We point … to a name on a cross.
The Stretcher-Bearer
My stretcher is one scarlet stain,
And as I tries to scrape it clean,
I tell you wot — I’m sick with pain
For all I’ve ’eard, for all I’ve seen;
Around me is the ’ellish night,
And as the war’s red rim I trace,
I wonder if in ’Eaven’s height,
Our God don’t turn away ’Is face.
I don’t care ’oose the Crime may be;
I ’olds no brief for kin or clan;
I ’ymns no ’ate: I only see
As man destroys his brother man;
I waves no flag: I only know,
As ’ere beside the dead I wait,
A million ’earts is weighed with woe,
A million ’omes is desolate.
In drippin’ darkness, far and near,
All night I’ve sought them woeful ones.
Dawn shudders up and still I ’ear
The crimson chorus of the guns.
Look! like a ball of blood the sun
’Angs o’er the scene of wrath and wrong.…
“Quick! Stretcher-bearers on the run!”
O Prince of Peace! ’Ow long, ’ow long?
The Song of the Pacifist
What do they matter, our headlong hates, when we take the toll of our Dead?
Think ye our glory and gain will pay for the torrent of blood we have shed?
By the cheers of our Victory will the heart of the mother be comforted?
If by the Victory all we mean is a broken and brooding foe;
Is the pomp and power of a glitt’ring hour, and a truce for an age or so:
By the clay cold hand on the broken blade we have smitten a bootless blow!

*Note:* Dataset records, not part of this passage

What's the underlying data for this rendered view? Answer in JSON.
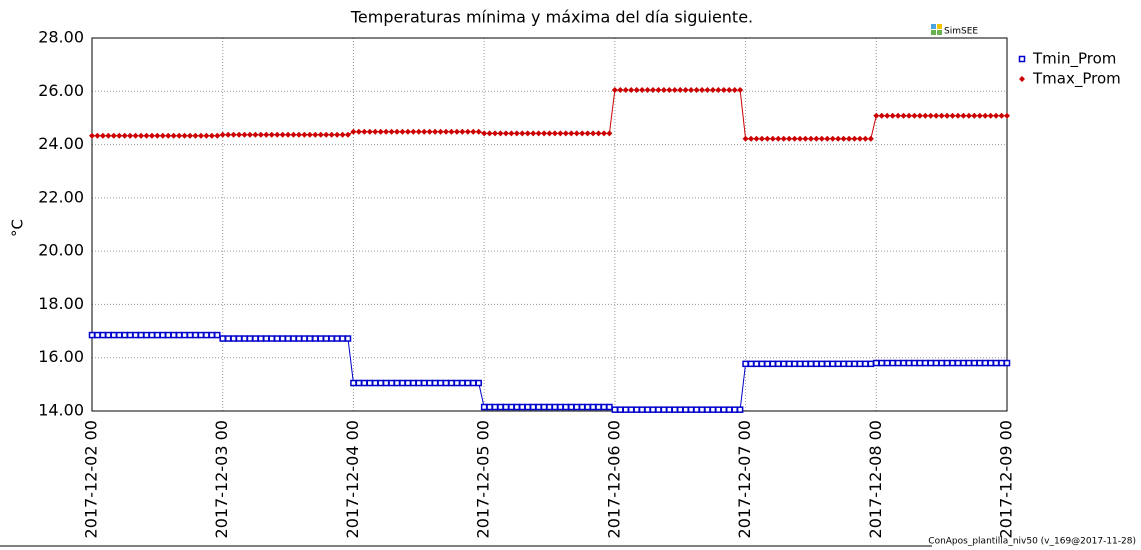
{
  "chart_data": {
    "type": "line",
    "title": "Temperaturas mínima y máxima del día siguiente.",
    "y_label": "°C",
    "logo": "SimSEE",
    "footer": "ConApos_plantilla_niv50 (v_169@2017-11-28)",
    "x": [
      "2017-12-02 00",
      "2017-12-02 01",
      "2017-12-02 02",
      "2017-12-02 03",
      "2017-12-02 04",
      "2017-12-02 05",
      "2017-12-02 06",
      "2017-12-02 07",
      "2017-12-02 08",
      "2017-12-02 09",
      "2017-12-02 10",
      "2017-12-02 11",
      "2017-12-02 12",
      "2017-12-02 13",
      "2017-12-02 14",
      "2017-12-02 15",
      "2017-12-02 16",
      "2017-12-02 17",
      "2017-12-02 18",
      "2017-12-02 19",
      "2017-12-02 20",
      "2017-12-02 21",
      "2017-12-02 22",
      "2017-12-02 23",
      "2017-12-03 00",
      "2017-12-03 01",
      "2017-12-03 02",
      "2017-12-03 03",
      "2017-12-03 04",
      "2017-12-03 05",
      "2017-12-03 06",
      "2017-12-03 07",
      "2017-12-03 08",
      "2017-12-03 09",
      "2017-12-03 10",
      "2017-12-03 11",
      "2017-12-03 12",
      "2017-12-03 13",
      "2017-12-03 14",
      "2017-12-03 15",
      "2017-12-03 16",
      "2017-12-03 17",
      "2017-12-03 18",
      "2017-12-03 19",
      "2017-12-03 20",
      "2017-12-03 21",
      "2017-12-03 22",
      "2017-12-03 23",
      "2017-12-04 00",
      "2017-12-04 01",
      "2017-12-04 02",
      "2017-12-04 03",
      "2017-12-04 04",
      "2017-12-04 05",
      "2017-12-04 06",
      "2017-12-04 07",
      "2017-12-04 08",
      "2017-12-04 09",
      "2017-12-04 10",
      "2017-12-04 11",
      "2017-12-04 12",
      "2017-12-04 13",
      "2017-12-04 14",
      "2017-12-04 15",
      "2017-12-04 16",
      "2017-12-04 17",
      "2017-12-04 18",
      "2017-12-04 19",
      "2017-12-04 20",
      "2017-12-04 21",
      "2017-12-04 22",
      "2017-12-04 23",
      "2017-12-05 00",
      "2017-12-05 01",
      "2017-12-05 02",
      "2017-12-05 03",
      "2017-12-05 04",
      "2017-12-05 05",
      "2017-12-05 06",
      "2017-12-05 07",
      "2017-12-05 08",
      "2017-12-05 09",
      "2017-12-05 10",
      "2017-12-05 11",
      "2017-12-05 12",
      "2017-12-05 13",
      "2017-12-05 14",
      "2017-12-05 15",
      "2017-12-05 16",
      "2017-12-05 17",
      "2017-12-05 18",
      "2017-12-05 19",
      "2017-12-05 20",
      "2017-12-05 21",
      "2017-12-05 22",
      "2017-12-05 23",
      "2017-12-06 00",
      "2017-12-06 01",
      "2017-12-06 02",
      "2017-12-06 03",
      "2017-12-06 04",
      "2017-12-06 05",
      "2017-12-06 06",
      "2017-12-06 07",
      "2017-12-06 08",
      "2017-12-06 09",
      "2017-12-06 10",
      "2017-12-06 11",
      "2017-12-06 12",
      "2017-12-06 13",
      "2017-12-06 14",
      "2017-12-06 15",
      "2017-12-06 16",
      "2017-12-06 17",
      "2017-12-06 18",
      "2017-12-06 19",
      "2017-12-06 20",
      "2017-12-06 21",
      "2017-12-06 22",
      "2017-12-06 23",
      "2017-12-07 00",
      "2017-12-07 01",
      "2017-12-07 02",
      "2017-12-07 03",
      "2017-12-07 04",
      "2017-12-07 05",
      "2017-12-07 06",
      "2017-12-07 07",
      "2017-12-07 08",
      "2017-12-07 09",
      "2017-12-07 10",
      "2017-12-07 11",
      "2017-12-07 12",
      "2017-12-07 13",
      "2017-12-07 14",
      "2017-12-07 15",
      "2017-12-07 16",
      "2017-12-07 17",
      "2017-12-07 18",
      "2017-12-07 19",
      "2017-12-07 20",
      "2017-12-07 21",
      "2017-12-07 22",
      "2017-12-07 23",
      "2017-12-08 00",
      "2017-12-08 01",
      "2017-12-08 02",
      "2017-12-08 03",
      "2017-12-08 04",
      "2017-12-08 05",
      "2017-12-08 06",
      "2017-12-08 07",
      "2017-12-08 08",
      "2017-12-08 09",
      "2017-12-08 10",
      "2017-12-08 11",
      "2017-12-08 12",
      "2017-12-08 13",
      "2017-12-08 14",
      "2017-12-08 15",
      "2017-12-08 16",
      "2017-12-08 17",
      "2017-12-08 18",
      "2017-12-08 19",
      "2017-12-08 20",
      "2017-12-08 21",
      "2017-12-08 22",
      "2017-12-08 23",
      "2017-12-09 00"
    ],
    "series": [
      {
        "name": "Tmin_Prom",
        "color": "#0000cc",
        "marker": "square",
        "values": [
          16.85,
          16.85,
          16.85,
          16.85,
          16.85,
          16.85,
          16.85,
          16.85,
          16.85,
          16.85,
          16.85,
          16.85,
          16.85,
          16.85,
          16.85,
          16.85,
          16.85,
          16.85,
          16.85,
          16.85,
          16.85,
          16.85,
          16.85,
          16.85,
          16.72,
          16.72,
          16.72,
          16.72,
          16.72,
          16.72,
          16.72,
          16.72,
          16.72,
          16.72,
          16.72,
          16.72,
          16.72,
          16.72,
          16.72,
          16.72,
          16.72,
          16.72,
          16.72,
          16.72,
          16.72,
          16.72,
          16.72,
          16.72,
          15.05,
          15.05,
          15.05,
          15.05,
          15.05,
          15.05,
          15.05,
          15.05,
          15.05,
          15.05,
          15.05,
          15.05,
          15.05,
          15.05,
          15.05,
          15.05,
          15.05,
          15.05,
          15.05,
          15.05,
          15.05,
          15.05,
          15.05,
          15.05,
          14.15,
          14.15,
          14.15,
          14.15,
          14.15,
          14.15,
          14.15,
          14.15,
          14.15,
          14.15,
          14.15,
          14.15,
          14.15,
          14.15,
          14.15,
          14.15,
          14.15,
          14.15,
          14.15,
          14.15,
          14.15,
          14.15,
          14.15,
          14.15,
          14.05,
          14.05,
          14.05,
          14.05,
          14.05,
          14.05,
          14.05,
          14.05,
          14.05,
          14.05,
          14.05,
          14.05,
          14.05,
          14.05,
          14.05,
          14.05,
          14.05,
          14.05,
          14.05,
          14.05,
          14.05,
          14.05,
          14.05,
          14.05,
          15.77,
          15.77,
          15.77,
          15.77,
          15.77,
          15.77,
          15.77,
          15.77,
          15.77,
          15.77,
          15.77,
          15.77,
          15.77,
          15.77,
          15.77,
          15.77,
          15.77,
          15.77,
          15.77,
          15.77,
          15.77,
          15.77,
          15.77,
          15.77,
          15.8,
          15.8,
          15.8,
          15.8,
          15.8,
          15.8,
          15.8,
          15.8,
          15.8,
          15.8,
          15.8,
          15.8,
          15.8,
          15.8,
          15.8,
          15.8,
          15.8,
          15.8,
          15.8,
          15.8,
          15.8,
          15.8,
          15.8,
          15.8,
          15.8
        ]
      },
      {
        "name": "Tmax_Prom",
        "color": "#cc0000",
        "marker": "diamond",
        "values": [
          24.33,
          24.33,
          24.33,
          24.33,
          24.33,
          24.33,
          24.33,
          24.33,
          24.33,
          24.33,
          24.33,
          24.33,
          24.33,
          24.33,
          24.33,
          24.33,
          24.33,
          24.33,
          24.33,
          24.33,
          24.33,
          24.33,
          24.33,
          24.33,
          24.37,
          24.37,
          24.37,
          24.37,
          24.37,
          24.37,
          24.37,
          24.37,
          24.37,
          24.37,
          24.37,
          24.37,
          24.37,
          24.37,
          24.37,
          24.37,
          24.37,
          24.37,
          24.37,
          24.37,
          24.37,
          24.37,
          24.37,
          24.37,
          24.48,
          24.48,
          24.48,
          24.48,
          24.48,
          24.48,
          24.48,
          24.48,
          24.48,
          24.48,
          24.48,
          24.48,
          24.48,
          24.48,
          24.48,
          24.48,
          24.48,
          24.48,
          24.48,
          24.48,
          24.48,
          24.48,
          24.48,
          24.48,
          24.42,
          24.42,
          24.42,
          24.42,
          24.42,
          24.42,
          24.42,
          24.42,
          24.42,
          24.42,
          24.42,
          24.42,
          24.42,
          24.42,
          24.42,
          24.42,
          24.42,
          24.42,
          24.42,
          24.42,
          24.42,
          24.42,
          24.42,
          24.42,
          26.05,
          26.05,
          26.05,
          26.05,
          26.05,
          26.05,
          26.05,
          26.05,
          26.05,
          26.05,
          26.05,
          26.05,
          26.05,
          26.05,
          26.05,
          26.05,
          26.05,
          26.05,
          26.05,
          26.05,
          26.05,
          26.05,
          26.05,
          26.05,
          24.22,
          24.22,
          24.22,
          24.22,
          24.22,
          24.22,
          24.22,
          24.22,
          24.22,
          24.22,
          24.22,
          24.22,
          24.22,
          24.22,
          24.22,
          24.22,
          24.22,
          24.22,
          24.22,
          24.22,
          24.22,
          24.22,
          24.22,
          24.22,
          25.08,
          25.08,
          25.08,
          25.08,
          25.08,
          25.08,
          25.08,
          25.08,
          25.08,
          25.08,
          25.08,
          25.08,
          25.08,
          25.08,
          25.08,
          25.08,
          25.08,
          25.08,
          25.08,
          25.08,
          25.08,
          25.08,
          25.08,
          25.08,
          25.08
        ]
      }
    ],
    "xtick_indices": [
      0,
      24,
      48,
      72,
      96,
      120,
      144,
      168
    ],
    "ylim": [
      14,
      28
    ],
    "yticks": [
      {
        "value": 14,
        "label": "14.00"
      },
      {
        "value": 16,
        "label": "16.00"
      },
      {
        "value": 18,
        "label": "18.00"
      },
      {
        "value": 20,
        "label": "20.00"
      },
      {
        "value": 22,
        "label": "22.00"
      },
      {
        "value": 24,
        "label": "24.00"
      },
      {
        "value": 26,
        "label": "26.00"
      },
      {
        "value": 28,
        "label": "28.00"
      }
    ],
    "grid": true,
    "legend": "right"
  }
}
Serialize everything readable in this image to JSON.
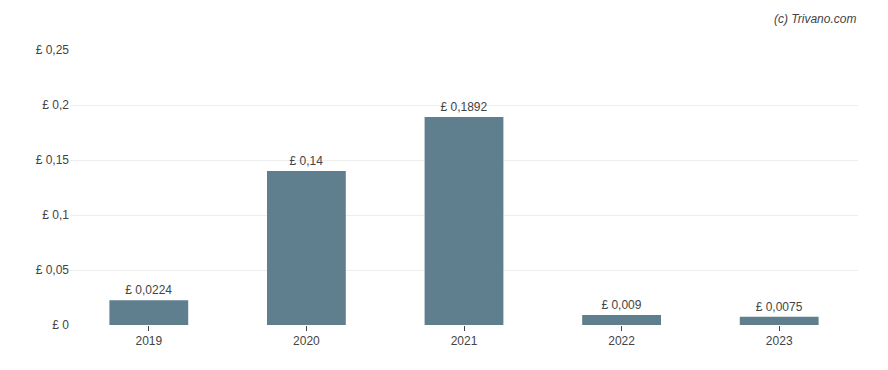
{
  "chart_data": {
    "type": "bar",
    "categories": [
      "2019",
      "2020",
      "2021",
      "2022",
      "2023"
    ],
    "values": [
      0.0224,
      0.14,
      0.1892,
      0.009,
      0.0075
    ],
    "value_labels": [
      "£ 0,0224",
      "£ 0,14",
      "£ 0,1892",
      "£ 0,009",
      "£ 0,0075"
    ],
    "data_labels": true,
    "color": "#5f7f8e",
    "ylim": [
      0,
      0.25
    ],
    "yticks": [
      {
        "value": 0,
        "label": "£ 0"
      },
      {
        "value": 0.05,
        "label": "£ 0,05"
      },
      {
        "value": 0.1,
        "label": "£ 0,1"
      },
      {
        "value": 0.15,
        "label": "£ 0,15"
      },
      {
        "value": 0.2,
        "label": "£ 0,2"
      },
      {
        "value": 0.25,
        "label": "£ 0,25"
      }
    ],
    "grid": true,
    "annotations": [
      "(c) Trivano.com"
    ]
  }
}
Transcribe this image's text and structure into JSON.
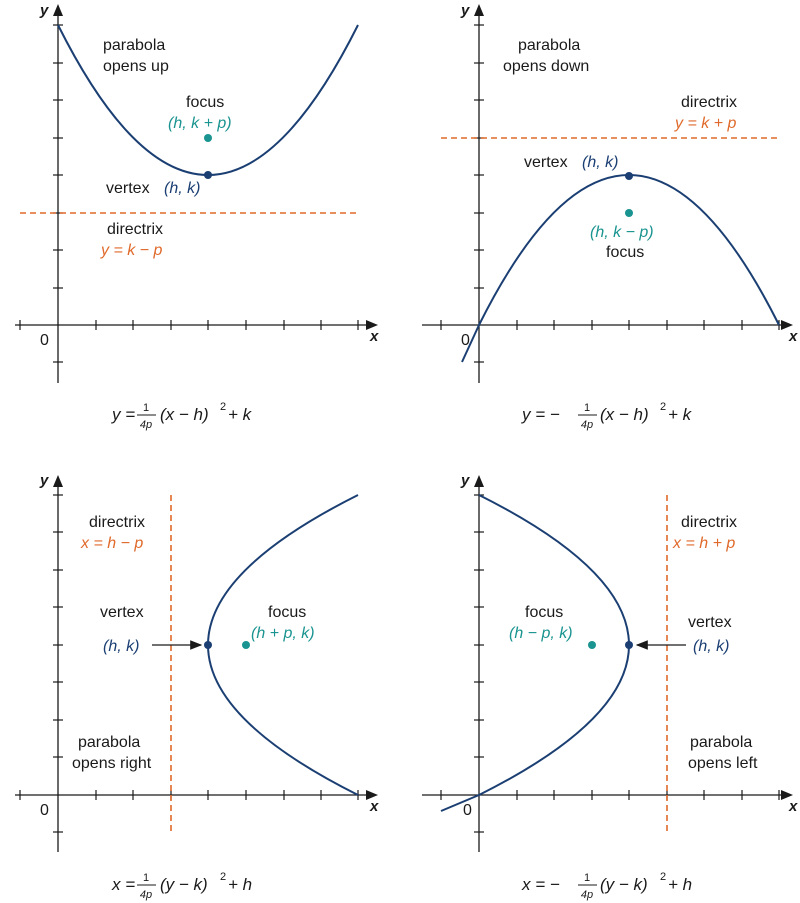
{
  "colors": {
    "curve": "#1b3f73",
    "directrix": "#e06a2c",
    "focus": "#1a9490",
    "axis": "#1a1a1a"
  },
  "panels": [
    {
      "axis_x": "x",
      "axis_y": "y",
      "origin": "0",
      "opens_line1": "parabola",
      "opens_line2": "opens up",
      "focus_label": "focus",
      "focus_coords": "(h, k + p)",
      "vertex_label": "vertex",
      "vertex_coords": "(h, k)",
      "directrix_label": "directrix",
      "directrix_eq": "y = k − p",
      "equation": {
        "lhs": "y = ",
        "frac_num": "1",
        "frac_den": "4p",
        "rest": "(x − h)",
        "exp": "2",
        "tail": " + k"
      }
    },
    {
      "axis_x": "x",
      "axis_y": "y",
      "origin": "0",
      "opens_line1": "parabola",
      "opens_line2": "opens down",
      "focus_label": "focus",
      "focus_coords": "(h, k − p)",
      "vertex_label": "vertex",
      "vertex_coords": "(h, k)",
      "directrix_label": "directrix",
      "directrix_eq": "y = k + p",
      "equation": {
        "lhs": "y = −",
        "frac_num": "1",
        "frac_den": "4p",
        "rest": "(x − h)",
        "exp": "2",
        "tail": " + k"
      }
    },
    {
      "axis_x": "x",
      "axis_y": "y",
      "origin": "0",
      "opens_line1": "parabola",
      "opens_line2": "opens right",
      "focus_label": "focus",
      "focus_coords": "(h + p, k)",
      "vertex_label": "vertex",
      "vertex_coords": "(h, k)",
      "directrix_label": "directrix",
      "directrix_eq": "x = h − p",
      "equation": {
        "lhs": "x = ",
        "frac_num": "1",
        "frac_den": "4p",
        "rest": "(y − k)",
        "exp": "2",
        "tail": " + h"
      }
    },
    {
      "axis_x": "x",
      "axis_y": "y",
      "origin": "0",
      "opens_line1": "parabola",
      "opens_line2": "opens left",
      "focus_label": "focus",
      "focus_coords": "(h − p, k)",
      "vertex_label": "vertex",
      "vertex_coords": "(h, k)",
      "directrix_label": "directrix",
      "directrix_eq": "x = h + p",
      "equation": {
        "lhs": "x = −",
        "frac_num": "1",
        "frac_den": "4p",
        "rest": "(y − k)",
        "exp": "2",
        "tail": " + h"
      }
    }
  ]
}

If by the Triumph we only prove that the sword we sheathe is bright;
That justice and truth and love endure; that freedom’s throned on the height;
That the feebler folks shall be unafraid; that Might shall never be Right;
If this be all: by blood-drenched plains, by the havoc of fire and fear,
By the rending roar of the War of Wars, by the Dead so doubly dear.…
Then our Victory is a vast defeat, and it mocks us as we cheer.
Victory! there can be but one, hallowed in every land:
When by the graves of our common dead we who were foemen stand;
And in the hush of our common grief hand is tendered to hand.
Triumph! Yes, when out of the dust in the splendour of their release
The spirits of those who fell go forth and they hallow our hearts to peace,
And, brothers in pain, with worldwide voice, we clamour that War shall cease.
Glory! Ay, when from blackest loss shall be born most radiant gain;
When over the gory fields shall rise a star that never shall wane:
Then, and then only, our Dead shall know that they have not fall’n in vain.
When our children’s children shall talk of War as a madness that may not be;
When we thank our God for our grief today, and blazon from sea to sea
In the name of the Dead the banner of Peace … that will be Victory.